To the point that I filed a formal written complaint to their head office, and they refused to even acknowledge the complaint in writing, the guy who phoned who was the *Irish* "Head of Written Complaints" refused to give me his name, confirm anything in writing, or literally do anything but refer to their support line, who did the same as ever and bounced me around Singaporean, German and American call-centers, with no passing of context of the call in between, and no progress after hours of bouncing around with quite-a-simple problem. There was no follow-up. There was no diagnosis. There was nobody even CAPABLE of answering the question. And that was their only response to a formal written complaint about how bad their support had been to a customer buying hundreds of their devices.
Honestly, I would never have done business with them personally at any point in my life. I certainly wouldn't now. And from a business point of view I will actively reject anything from them. I will never work in another school that uses them as anything other than non-critical touch-toys for tiny kids.
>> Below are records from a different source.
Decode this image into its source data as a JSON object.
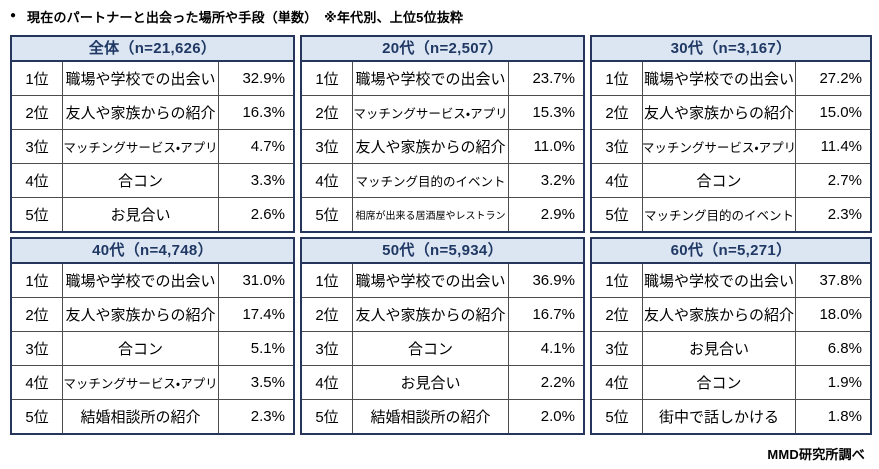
{
  "page": {
    "title_bullet": "●",
    "footer": "MMD研究所調べ"
  },
  "colors": {
    "header_bg": "#dce6f2",
    "header_text": "#1f3864",
    "outer_border": "#25355c",
    "inner_border": "#4d4d4d",
    "body_text": "#000000"
  },
  "chart_data": {
    "type": "table",
    "title": "現在のパートナーと出会った場所や手段（単数）　※年代別、上位5位抜粋",
    "source": "MMD研究所調べ",
    "tables": [
      {
        "header": "全体（n=21,626）",
        "group": "全体",
        "n": 21626,
        "rows": [
          {
            "rank": "1位",
            "label": "職場や学校での出会い",
            "value": "32.9%",
            "pct": 32.9
          },
          {
            "rank": "2位",
            "label": "友人や家族からの紹介",
            "value": "16.3%",
            "pct": 16.3
          },
          {
            "rank": "3位",
            "label": "マッチングサービス・アプリ",
            "value": "4.7%",
            "pct": 4.7
          },
          {
            "rank": "4位",
            "label": "合コン",
            "value": "3.3%",
            "pct": 3.3
          },
          {
            "rank": "5位",
            "label": "お見合い",
            "value": "2.6%",
            "pct": 2.6
          }
        ]
      },
      {
        "header": "20代（n=2,507）",
        "group": "20代",
        "n": 2507,
        "rows": [
          {
            "rank": "1位",
            "label": "職場や学校での出会い",
            "value": "23.7%",
            "pct": 23.7
          },
          {
            "rank": "2位",
            "label": "マッチングサービス・アプリ",
            "value": "15.3%",
            "pct": 15.3
          },
          {
            "rank": "3位",
            "label": "友人や家族からの紹介",
            "value": "11.0%",
            "pct": 11.0
          },
          {
            "rank": "4位",
            "label": "マッチング目的のイベント",
            "value": "3.2%",
            "pct": 3.2
          },
          {
            "rank": "5位",
            "label": "相席が出来る居酒屋やレストラン",
            "value": "2.9%",
            "pct": 2.9
          }
        ]
      },
      {
        "header": "30代（n=3,167）",
        "group": "30代",
        "n": 3167,
        "rows": [
          {
            "rank": "1位",
            "label": "職場や学校での出会い",
            "value": "27.2%",
            "pct": 27.2
          },
          {
            "rank": "2位",
            "label": "友人や家族からの紹介",
            "value": "15.0%",
            "pct": 15.0
          },
          {
            "rank": "3位",
            "label": "マッチングサービス・アプリ",
            "value": "11.4%",
            "pct": 11.4
          },
          {
            "rank": "4位",
            "label": "合コン",
            "value": "2.7%",
            "pct": 2.7
          },
          {
            "rank": "5位",
            "label": "マッチング目的のイベント",
            "value": "2.3%",
            "pct": 2.3
          }
        ]
      },
      {
        "header": "40代（n=4,748）",
        "group": "40代",
        "n": 4748,
        "rows": [
          {
            "rank": "1位",
            "label": "職場や学校での出会い",
            "value": "31.0%",
            "pct": 31.0
          },
          {
            "rank": "2位",
            "label": "友人や家族からの紹介",
            "value": "17.4%",
            "pct": 17.4
          },
          {
            "rank": "3位",
            "label": "合コン",
            "value": "5.1%",
            "pct": 5.1
          },
          {
            "rank": "4位",
            "label": "マッチングサービス・アプリ",
            "value": "3.5%",
            "pct": 3.5
          },
          {
            "rank": "5位",
            "label": "結婚相談所の紹介",
            "value": "2.3%",
            "pct": 2.3
          }
        ]
      },
      {
        "header": "50代（n=5,934）",
        "group": "50代",
        "n": 5934,
        "rows": [
          {
            "rank": "1位",
            "label": "職場や学校での出会い",
            "value": "36.9%",
            "pct": 36.9
          },
          {
            "rank": "2位",
            "label": "友人や家族からの紹介",
            "value": "16.7%",
            "pct": 16.7
          },
          {
            "rank": "3位",
            "label": "合コン",
            "value": "4.1%",
            "pct": 4.1
          },
          {
            "rank": "4位",
            "label": "お見合い",
            "value": "2.2%",
            "pct": 2.2
          },
          {
            "rank": "5位",
            "label": "結婚相談所の紹介",
            "value": "2.0%",
            "pct": 2.0
          }
        ]
      },
      {
        "header": "60代（n=5,271）",
        "group": "60代",
        "n": 5271,
        "rows": [
          {
            "rank": "1位",
            "label": "職場や学校での出会い",
            "value": "37.8%",
            "pct": 37.8
          },
          {
            "rank": "2位",
            "label": "友人や家族からの紹介",
            "value": "18.0%",
            "pct": 18.0
          },
          {
            "rank": "3位",
            "label": "お見合い",
            "value": "6.8%",
            "pct": 6.8
          },
          {
            "rank": "4位",
            "label": "合コン",
            "value": "1.9%",
            "pct": 1.9
          },
          {
            "rank": "5位",
            "label": "街中で話しかける",
            "value": "1.8%",
            "pct": 1.8
          }
        ]
      }
    ]
  }
}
Well, I thought I'd better check my initial reaction, just because it was knee-jerk and I don't keep up with prices.
I literally googled "$799 i3 8Gb Intel HD" and got a bunch of things (so literally, whatever junk people are pushing, not even the best value thing at that price-range).
Turns out I can get a laptop for that price that out-specs the low-end Mac Mini. Or I can spend half and out-spec it on everything but the SSD (1Tb HD instead)... and still get a laptop. If you go desktops, hell, I can go down to a third of that price and still win. And almost always along the way, putting a few dollars more in (which I have PLENTY of scope to do given that I'm spending 1/2 to 1/3rd the price) and you can get a Geforce card, and easily beat out the SSD no problem at all.
Given that a Mac Mini needs a monitor...and a "4K" one if you believe the nonsense....this is possibly the most laughable thing I've seen since... the Mac Mini that is sitting on my desk that was a "server" for many years because nobody realised that it wasn't actually turned on and doing anything (it was supposed to be managing a suite of Macs but they've been under LDAP even since I started this job).
Even that Mac Mini is headed straight for the bin, but I'm sure I can con a few hundred out of some Apple fanatic for something that is basically outclassed by a Raspberry Pi nowadays.
$799 for an i3 with 8GB and Intel HD graphics.
Ahhhhahahahhahahahahhahahahahahhahahaha....
Gosh.
If only you could run it in a sandboxed environment so that, despite being "malware" as you claim, you can still safely use it without advertising anything about your machine and/or granting it access to anything that you don't want it to touch.
Like... say... chrooting it into a steam-games-only folder, and whacking permissions around it so it can't do anything interesting and runs as a limited user?
Or are you saying "I disagree with having to use Steam", in which case your comment is really badly worded as it suggests you're quite happy to run it on other OS that don't offer that kind of functionality.